On I Like To Live That Love (I Sing About), Marshall Thompson takes over the lead vocal duties. He even adds a similar spoken word introduction to Eugene’s on The First Time (I Ever Saw Your Face), against a backdrop of keyboards, rhythm section, sweeping strings and blazing horns. Marshall even name-checks BB King during his his introduction, who had previously recorded the song. Once his vocal enters, you realize how talented a vocalist Marshall was, his vocal slightly throaty, but full of emotion and feeling. Behind him, the other Chi-Lites contribute lush harmonies, which combine well with the strings which are at the heart of the arrangement. Horns blaze, while punchy drums occasionally punctuate the track as it swings along, catchy and full of hooks. 

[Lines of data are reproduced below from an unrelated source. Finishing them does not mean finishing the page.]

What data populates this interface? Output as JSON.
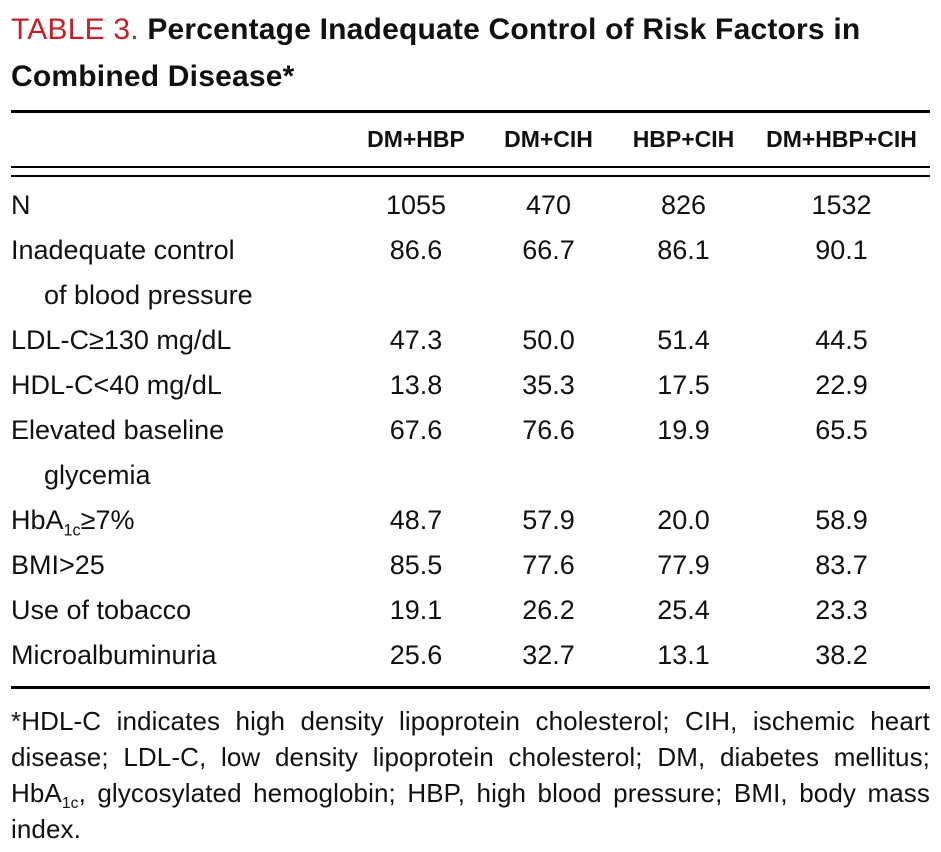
{
  "colors": {
    "accent": "#c32127",
    "text": "#111111"
  },
  "title": {
    "label": "TABLE 3.",
    "text": "Percentage Inadequate Control of Risk Factors in Combined Disease*"
  },
  "table": {
    "columns": [
      "DM+HBP",
      "DM+CIH",
      "HBP+CIH",
      "DM+HBP+CIH"
    ],
    "rows": [
      {
        "label": "N",
        "values": [
          "1055",
          "470",
          "826",
          "1532"
        ]
      },
      {
        "label": "Inadequate control",
        "label2": "of blood pressure",
        "values": [
          "86.6",
          "66.7",
          "86.1",
          "90.1"
        ]
      },
      {
        "label": "LDL-C≥130 mg/dL",
        "values": [
          "47.3",
          "50.0",
          "51.4",
          "44.5"
        ]
      },
      {
        "label": "HDL-C<40 mg/dL",
        "values": [
          "13.8",
          "35.3",
          "17.5",
          "22.9"
        ]
      },
      {
        "label": "Elevated baseline",
        "label2": "glycemia",
        "values": [
          "67.6",
          "76.6",
          "19.9",
          "65.5"
        ]
      },
      {
        "label_pre": "HbA",
        "label_sub": "1c",
        "label_post": "≥7%",
        "values": [
          "48.7",
          "57.9",
          "20.0",
          "58.9"
        ]
      },
      {
        "label": "BMI>25",
        "values": [
          "85.5",
          "77.6",
          "77.9",
          "83.7"
        ]
      },
      {
        "label": "Use of tobacco",
        "values": [
          "19.1",
          "26.2",
          "25.4",
          "23.3"
        ]
      },
      {
        "label": "Microalbuminuria",
        "values": [
          "25.6",
          "32.7",
          "13.1",
          "38.2"
        ]
      }
    ]
  },
  "footnote": {
    "part1": "*HDL-C indicates high density lipoprotein cholesterol; CIH, ischemic heart disease; LDL-C, low density lipoprotein cholesterol; DM, diabetes mellitus; HbA",
    "sub": "1c",
    "part2": ", glycosylated hemoglobin; HBP, high blood pressure; BMI, body mass index."
  }
}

Toby closes with Gettin’ Outtta Town, another mid-tempo track, with Eugene singing the lead vocal. With rasping horns, sweeping strings and punchy rhythm section combining, they provide the perfect backdrop for Eugene’s vocal. The rest of the group sing occasional lush harmonies, not playing as big a part in this track as on other tracks. However, when required, their contribution adds to the track, just like the strings, horns and drums which are key to the track’s success. Like the previous track, it’s, really catchy and isn’t short of hooks. Part of the track’s beauty is the way it sweeps along with the strings and vocal at the heart of its uplifting sound, lifting your spirits, and ending the album on high.

Although Toby suffered from a lack of advertising and promotion, because of Bruswick’s financial woes, it was a really good album from The Chi-Lites that deserved to do much better than number 181 in the US Billboard 200 and number twelve in the US R&B Charts. One wonders how the album would have fared on another label, maybe Philadelphia International, who were entering their most productive and commercially successful time. Toby deserved to do much better commercially, as it’s an album full of some majestic music, from one of the most talented soul groups of the seventies. Of the ten tracks, there isn’t a poor track. The album flows along, with one great song following its predecessor. Whether it’s the saddest of ballads or faster, uptempo joyous tracks, The Chi-Lites delivered each with aplomb. Sadly, after Toby, The Chi-Lites never found the same commercial success of the early seventies. Amongst changes in personnel, they continued to make music, but eventually split-up around 1976. They reformed in 1980, but sadly, their music was never as successful. Toby was the last of the great Chi-Lites albums, and is a fitting testament to one of the best and most successful, soul groups of the seventies. Between 1971s (For God Sake) Give More Power To the People and Toby in 1976, The Chi-Lites were at the top of the game, with one stunning album following the other. With Eugene Record at the helm, singing lead vocal, writing and producing the albums, they produced some hugely memorable albums including (For God Sake) Give More Power To the People and A Lonely Man.  Like these classic albums, Toby is full of some great music, from one of the greatest soul groups of the seventies, The Chi-Lites. Standout Tracks: Toby, The First Time (I Ever Saw Your Face), There Will Never Be Any Peace (Until God Is Seated At the Conference Table) and I Lied.